This task is to scrape HTML from our old ticket system https://rt.wikimedia.org and can be broken into these steps:
- Go to https://rt.wikimedia.org/ and login (2 logins, IDP and local).
- Look at the the oldest ticket, this is id 2 (compare https://rt.wikimedia.org/Ticket/Display.html?id=2 to https://rt.wikimedia.org/Ticket/Display.html?id=1 why it's not 1).
- Look at the newest ticket, this should be id 11829 (https://rt.wikimedia.org/Ticket/Display.html?id=11829)
- Find or make a tool/plugin/script to save the raw HTML of all the tickets, but in a way that makes it look pretty offline.
- The paths to images/css etc need to keep working locally etc.
You get this desired behaviour for example if you use Firefox and manually click to save the page for offline use, but you will not get it with a simple wget or curl.

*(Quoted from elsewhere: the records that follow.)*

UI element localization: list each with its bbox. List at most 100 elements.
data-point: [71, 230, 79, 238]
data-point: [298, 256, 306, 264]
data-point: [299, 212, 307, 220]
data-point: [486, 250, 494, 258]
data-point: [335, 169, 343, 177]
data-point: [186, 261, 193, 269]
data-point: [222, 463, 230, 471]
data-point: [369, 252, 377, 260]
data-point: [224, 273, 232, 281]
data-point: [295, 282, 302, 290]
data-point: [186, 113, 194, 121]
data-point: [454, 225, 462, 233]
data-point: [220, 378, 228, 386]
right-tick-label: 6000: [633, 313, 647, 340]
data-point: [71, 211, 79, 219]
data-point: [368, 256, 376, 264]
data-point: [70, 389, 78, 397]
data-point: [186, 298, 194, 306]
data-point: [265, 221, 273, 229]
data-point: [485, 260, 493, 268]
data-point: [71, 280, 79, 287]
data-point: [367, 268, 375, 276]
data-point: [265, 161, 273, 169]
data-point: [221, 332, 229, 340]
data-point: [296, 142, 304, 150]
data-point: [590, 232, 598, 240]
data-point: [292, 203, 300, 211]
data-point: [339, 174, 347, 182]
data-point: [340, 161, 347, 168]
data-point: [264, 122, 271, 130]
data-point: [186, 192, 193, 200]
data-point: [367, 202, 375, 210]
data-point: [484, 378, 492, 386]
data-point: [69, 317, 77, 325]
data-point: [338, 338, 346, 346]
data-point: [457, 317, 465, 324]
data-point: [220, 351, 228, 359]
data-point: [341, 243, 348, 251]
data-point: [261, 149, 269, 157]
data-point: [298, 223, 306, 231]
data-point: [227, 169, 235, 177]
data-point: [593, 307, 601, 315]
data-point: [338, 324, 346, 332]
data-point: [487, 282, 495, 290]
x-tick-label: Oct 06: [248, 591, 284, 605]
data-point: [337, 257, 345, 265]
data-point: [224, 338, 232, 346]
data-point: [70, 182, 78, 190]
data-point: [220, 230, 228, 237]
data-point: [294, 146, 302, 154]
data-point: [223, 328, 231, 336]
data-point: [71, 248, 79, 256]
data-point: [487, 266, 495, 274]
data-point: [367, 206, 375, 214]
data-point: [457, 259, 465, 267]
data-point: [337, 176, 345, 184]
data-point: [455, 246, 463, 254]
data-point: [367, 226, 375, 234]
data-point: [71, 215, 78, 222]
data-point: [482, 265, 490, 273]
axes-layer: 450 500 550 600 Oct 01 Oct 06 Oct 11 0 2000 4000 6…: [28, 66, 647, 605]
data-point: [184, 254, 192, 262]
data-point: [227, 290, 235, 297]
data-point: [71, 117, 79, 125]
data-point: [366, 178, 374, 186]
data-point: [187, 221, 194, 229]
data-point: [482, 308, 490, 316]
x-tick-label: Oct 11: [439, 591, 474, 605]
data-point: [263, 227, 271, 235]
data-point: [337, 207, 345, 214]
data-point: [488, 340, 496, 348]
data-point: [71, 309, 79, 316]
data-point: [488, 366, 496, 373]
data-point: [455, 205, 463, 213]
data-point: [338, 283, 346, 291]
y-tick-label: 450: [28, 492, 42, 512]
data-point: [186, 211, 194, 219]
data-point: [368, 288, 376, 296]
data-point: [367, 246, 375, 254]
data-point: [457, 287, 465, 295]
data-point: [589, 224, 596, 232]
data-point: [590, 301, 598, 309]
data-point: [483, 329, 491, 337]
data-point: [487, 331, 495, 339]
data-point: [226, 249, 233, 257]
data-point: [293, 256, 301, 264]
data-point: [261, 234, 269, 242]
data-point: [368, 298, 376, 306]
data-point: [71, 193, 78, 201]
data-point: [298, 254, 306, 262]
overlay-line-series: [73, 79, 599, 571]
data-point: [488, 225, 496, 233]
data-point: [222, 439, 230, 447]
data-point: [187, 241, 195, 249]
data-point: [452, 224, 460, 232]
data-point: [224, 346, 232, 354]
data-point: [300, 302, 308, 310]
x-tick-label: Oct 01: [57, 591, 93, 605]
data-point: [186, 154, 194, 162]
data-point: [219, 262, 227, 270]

Also keep in mind you need to be a logged in user and have permissions for all tickets.
extra requirement:
- Look at the "Queue:" field in tickets and save the HTML in a separate directory for each queue.
So for example https://rt.wikimedia.org/Ticket/Display.html?id=4802 should in a directory called "ops-requests" while https://rt.wikimedia.org/Ticket/Display.html?id=2 should be in a directory called "pmtpa" and so on.
Some tickets can be public but definitely not all tickets can be public and specifically not those in the queue "procurement". Some have been imported into Phabricator and then made public later in Phabricator, some have been imported but not made public and some have not been imported.
Keep the result in a private location but with access for SRE, for now.
Once we have those files the ticket is resolved. Later tickets will be about where we put them and how we shutdown the actual RT app.
This is limited to producing these "static dumps".